In an extraordinary session on Tuesday, parliament will discuss amendments to legislation tied to requirements for accessing withheld European Union funding, among other bills, and will also commemorate the re-burial of martyred 1956 prime minister Imre Nagy.
According to the agenda published on parliament’s website, the session will start at 9am with a commemoration of the martyrs of the 1956 uprising, who were executed on June 16, 1958 and re-buried in a symbolic act of the regime change on June 16, 1989.

The extraordinary session is being held so that parliament can vote on five legislation proposals. Pushing them to the autumn session “would delay the implementation of important legislation,” according to a cabinet statement earlier, the Hungarian news agency wrote.

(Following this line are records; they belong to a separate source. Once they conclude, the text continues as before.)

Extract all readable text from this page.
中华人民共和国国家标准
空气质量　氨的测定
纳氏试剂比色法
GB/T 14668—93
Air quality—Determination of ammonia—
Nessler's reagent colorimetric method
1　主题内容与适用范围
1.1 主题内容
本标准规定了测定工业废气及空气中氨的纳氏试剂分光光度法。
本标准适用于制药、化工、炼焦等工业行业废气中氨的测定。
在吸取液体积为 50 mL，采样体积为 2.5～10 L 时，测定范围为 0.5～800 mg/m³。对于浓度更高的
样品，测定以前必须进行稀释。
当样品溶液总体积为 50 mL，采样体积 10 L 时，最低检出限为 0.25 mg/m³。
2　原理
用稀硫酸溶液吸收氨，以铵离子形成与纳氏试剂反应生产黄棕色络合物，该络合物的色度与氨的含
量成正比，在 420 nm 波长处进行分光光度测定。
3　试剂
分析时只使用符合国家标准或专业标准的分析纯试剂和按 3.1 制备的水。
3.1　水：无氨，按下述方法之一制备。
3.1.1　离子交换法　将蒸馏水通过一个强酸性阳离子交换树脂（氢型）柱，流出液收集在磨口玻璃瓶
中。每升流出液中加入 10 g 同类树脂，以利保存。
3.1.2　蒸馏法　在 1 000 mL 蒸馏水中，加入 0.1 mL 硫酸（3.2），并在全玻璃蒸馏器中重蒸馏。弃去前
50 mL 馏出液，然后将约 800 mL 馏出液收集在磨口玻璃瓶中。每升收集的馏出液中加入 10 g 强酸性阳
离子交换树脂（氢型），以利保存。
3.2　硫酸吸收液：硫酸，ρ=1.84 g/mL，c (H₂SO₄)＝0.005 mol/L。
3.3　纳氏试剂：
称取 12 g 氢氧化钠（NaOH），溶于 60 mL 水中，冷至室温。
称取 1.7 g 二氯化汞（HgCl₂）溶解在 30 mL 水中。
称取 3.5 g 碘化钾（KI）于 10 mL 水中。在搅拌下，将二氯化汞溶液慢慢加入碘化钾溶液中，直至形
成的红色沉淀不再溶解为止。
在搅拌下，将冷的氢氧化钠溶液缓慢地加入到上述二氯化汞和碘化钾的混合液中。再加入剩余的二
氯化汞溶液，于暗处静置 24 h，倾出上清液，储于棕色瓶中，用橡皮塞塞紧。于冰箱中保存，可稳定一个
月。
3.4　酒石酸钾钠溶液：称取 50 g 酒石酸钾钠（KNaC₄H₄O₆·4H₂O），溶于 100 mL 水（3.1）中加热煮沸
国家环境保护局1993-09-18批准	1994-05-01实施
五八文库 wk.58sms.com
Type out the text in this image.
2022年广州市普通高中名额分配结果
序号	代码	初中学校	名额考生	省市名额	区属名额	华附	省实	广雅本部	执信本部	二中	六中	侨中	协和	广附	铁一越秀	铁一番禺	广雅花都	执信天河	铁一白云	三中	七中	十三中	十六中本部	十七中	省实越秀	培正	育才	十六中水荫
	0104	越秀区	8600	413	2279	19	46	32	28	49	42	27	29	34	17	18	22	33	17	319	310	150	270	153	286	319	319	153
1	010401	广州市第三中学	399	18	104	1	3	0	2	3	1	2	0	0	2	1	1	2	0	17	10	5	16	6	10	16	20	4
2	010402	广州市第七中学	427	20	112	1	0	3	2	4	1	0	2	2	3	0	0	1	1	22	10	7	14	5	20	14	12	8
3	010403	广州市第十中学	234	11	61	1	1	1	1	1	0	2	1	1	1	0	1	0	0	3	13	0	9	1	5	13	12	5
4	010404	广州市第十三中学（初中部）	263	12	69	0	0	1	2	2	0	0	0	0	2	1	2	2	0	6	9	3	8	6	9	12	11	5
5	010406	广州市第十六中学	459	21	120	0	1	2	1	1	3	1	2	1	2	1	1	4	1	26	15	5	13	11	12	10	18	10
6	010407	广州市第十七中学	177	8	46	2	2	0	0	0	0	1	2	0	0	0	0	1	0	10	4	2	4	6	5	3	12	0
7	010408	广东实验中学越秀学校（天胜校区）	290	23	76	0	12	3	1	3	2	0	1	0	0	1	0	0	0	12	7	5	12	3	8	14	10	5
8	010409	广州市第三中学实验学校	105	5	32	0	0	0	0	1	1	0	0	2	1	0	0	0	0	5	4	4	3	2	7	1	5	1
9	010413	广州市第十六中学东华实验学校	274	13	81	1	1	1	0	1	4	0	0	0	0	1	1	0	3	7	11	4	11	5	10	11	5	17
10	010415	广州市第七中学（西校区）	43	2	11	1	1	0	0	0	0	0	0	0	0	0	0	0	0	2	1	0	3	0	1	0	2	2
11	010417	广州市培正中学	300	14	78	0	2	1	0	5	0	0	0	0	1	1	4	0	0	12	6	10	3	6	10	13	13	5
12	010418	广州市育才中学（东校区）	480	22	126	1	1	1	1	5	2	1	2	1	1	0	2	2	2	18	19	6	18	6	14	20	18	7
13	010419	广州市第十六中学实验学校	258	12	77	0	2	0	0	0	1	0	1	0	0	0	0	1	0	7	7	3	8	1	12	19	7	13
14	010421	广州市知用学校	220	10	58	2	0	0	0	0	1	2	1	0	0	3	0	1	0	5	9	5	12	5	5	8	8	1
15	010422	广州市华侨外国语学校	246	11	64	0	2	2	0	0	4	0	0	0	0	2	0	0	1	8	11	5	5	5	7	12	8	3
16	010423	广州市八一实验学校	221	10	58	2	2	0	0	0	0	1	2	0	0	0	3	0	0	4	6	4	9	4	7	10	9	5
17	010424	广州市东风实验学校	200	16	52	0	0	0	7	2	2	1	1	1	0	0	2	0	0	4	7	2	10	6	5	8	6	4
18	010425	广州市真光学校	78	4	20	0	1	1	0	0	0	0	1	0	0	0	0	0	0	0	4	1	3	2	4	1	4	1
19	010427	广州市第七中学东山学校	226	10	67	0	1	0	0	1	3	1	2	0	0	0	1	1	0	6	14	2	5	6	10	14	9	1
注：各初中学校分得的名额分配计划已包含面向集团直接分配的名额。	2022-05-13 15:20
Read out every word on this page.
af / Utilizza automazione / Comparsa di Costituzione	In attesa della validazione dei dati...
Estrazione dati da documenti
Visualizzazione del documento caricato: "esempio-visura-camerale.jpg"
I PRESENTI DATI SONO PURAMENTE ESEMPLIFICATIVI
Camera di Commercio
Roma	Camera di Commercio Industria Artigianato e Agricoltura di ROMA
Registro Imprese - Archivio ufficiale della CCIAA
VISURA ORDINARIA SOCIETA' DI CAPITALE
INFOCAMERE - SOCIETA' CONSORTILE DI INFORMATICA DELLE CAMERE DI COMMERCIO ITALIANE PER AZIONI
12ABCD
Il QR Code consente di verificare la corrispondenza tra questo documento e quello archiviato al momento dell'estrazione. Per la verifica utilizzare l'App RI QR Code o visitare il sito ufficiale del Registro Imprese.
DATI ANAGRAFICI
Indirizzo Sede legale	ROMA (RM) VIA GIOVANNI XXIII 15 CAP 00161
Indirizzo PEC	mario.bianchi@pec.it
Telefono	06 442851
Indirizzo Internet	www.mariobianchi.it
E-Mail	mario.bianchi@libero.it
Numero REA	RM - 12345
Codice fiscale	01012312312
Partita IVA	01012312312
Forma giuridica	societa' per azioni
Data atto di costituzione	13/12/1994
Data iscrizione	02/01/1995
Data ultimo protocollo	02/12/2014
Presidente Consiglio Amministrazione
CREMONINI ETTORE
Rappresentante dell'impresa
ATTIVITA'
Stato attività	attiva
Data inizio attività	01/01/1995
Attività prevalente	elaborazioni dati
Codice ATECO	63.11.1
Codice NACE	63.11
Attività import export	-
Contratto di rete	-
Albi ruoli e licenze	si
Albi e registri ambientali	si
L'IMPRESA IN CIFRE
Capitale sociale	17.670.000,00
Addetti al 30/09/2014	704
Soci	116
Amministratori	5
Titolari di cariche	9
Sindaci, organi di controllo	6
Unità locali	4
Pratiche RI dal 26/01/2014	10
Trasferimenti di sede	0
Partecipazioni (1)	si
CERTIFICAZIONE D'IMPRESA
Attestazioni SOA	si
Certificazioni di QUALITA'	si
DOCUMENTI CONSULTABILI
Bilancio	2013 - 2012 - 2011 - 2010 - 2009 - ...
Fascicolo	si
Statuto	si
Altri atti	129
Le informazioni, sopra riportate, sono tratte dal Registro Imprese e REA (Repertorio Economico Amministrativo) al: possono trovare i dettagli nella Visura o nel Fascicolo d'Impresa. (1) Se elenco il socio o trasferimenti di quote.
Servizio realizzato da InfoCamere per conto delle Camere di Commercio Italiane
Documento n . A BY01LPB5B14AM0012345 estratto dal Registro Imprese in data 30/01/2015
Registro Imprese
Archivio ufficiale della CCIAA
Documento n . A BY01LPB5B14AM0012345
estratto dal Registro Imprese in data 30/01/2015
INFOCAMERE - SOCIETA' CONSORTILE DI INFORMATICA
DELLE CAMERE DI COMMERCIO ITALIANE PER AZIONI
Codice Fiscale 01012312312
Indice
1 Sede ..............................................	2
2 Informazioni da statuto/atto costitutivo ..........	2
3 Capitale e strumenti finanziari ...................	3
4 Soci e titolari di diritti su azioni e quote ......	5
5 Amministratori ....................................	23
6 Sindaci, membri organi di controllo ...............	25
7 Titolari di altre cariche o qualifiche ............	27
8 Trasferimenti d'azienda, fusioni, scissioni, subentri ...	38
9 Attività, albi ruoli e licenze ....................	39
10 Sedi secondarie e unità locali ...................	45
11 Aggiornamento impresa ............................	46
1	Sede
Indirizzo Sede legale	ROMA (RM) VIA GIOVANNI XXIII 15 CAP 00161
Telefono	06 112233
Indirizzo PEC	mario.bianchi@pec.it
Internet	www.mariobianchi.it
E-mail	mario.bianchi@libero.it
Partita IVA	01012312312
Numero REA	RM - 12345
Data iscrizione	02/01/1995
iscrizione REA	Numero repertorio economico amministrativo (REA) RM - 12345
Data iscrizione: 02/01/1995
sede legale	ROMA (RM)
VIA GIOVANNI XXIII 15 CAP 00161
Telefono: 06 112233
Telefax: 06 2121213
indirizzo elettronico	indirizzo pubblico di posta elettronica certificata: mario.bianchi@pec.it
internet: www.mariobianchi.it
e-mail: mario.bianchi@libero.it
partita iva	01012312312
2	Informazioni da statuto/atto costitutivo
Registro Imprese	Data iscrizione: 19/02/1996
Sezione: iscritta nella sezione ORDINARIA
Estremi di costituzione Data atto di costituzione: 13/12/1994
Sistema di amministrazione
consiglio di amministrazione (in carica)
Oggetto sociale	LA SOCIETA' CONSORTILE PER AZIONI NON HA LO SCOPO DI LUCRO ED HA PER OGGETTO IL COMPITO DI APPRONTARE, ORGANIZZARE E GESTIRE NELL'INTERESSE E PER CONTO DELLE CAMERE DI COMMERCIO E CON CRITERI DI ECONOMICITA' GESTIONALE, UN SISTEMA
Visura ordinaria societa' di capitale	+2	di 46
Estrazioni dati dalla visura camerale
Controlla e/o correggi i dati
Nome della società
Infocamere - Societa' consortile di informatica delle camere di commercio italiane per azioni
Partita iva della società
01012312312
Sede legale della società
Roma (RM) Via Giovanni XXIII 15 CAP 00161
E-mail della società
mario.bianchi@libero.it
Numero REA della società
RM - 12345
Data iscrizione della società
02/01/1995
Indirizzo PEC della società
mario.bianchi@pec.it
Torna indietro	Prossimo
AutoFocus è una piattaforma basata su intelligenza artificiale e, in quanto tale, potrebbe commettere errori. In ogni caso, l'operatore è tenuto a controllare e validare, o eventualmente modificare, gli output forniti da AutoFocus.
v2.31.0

The proposals would tighten regulations on asset declarations and their oversight by widening the competencies of the Integrity Authority and other measures. It also proposes dismantling public asset management foundations and amending the law on criminal procedures to tighten anti-corruption actions.
The amendment would allow Hungary to fulfil the super-milestones set out in the EU’s Reconstruction and Resilience Facility before the deadline.

The session will also table amendment proposals to a cooperation agreement between Hungary and Slovakia on the construction and operation of carbohydrate pipelines between the two countries, as well as a proposal on scrapping teachers’ performance evaluation in its current form.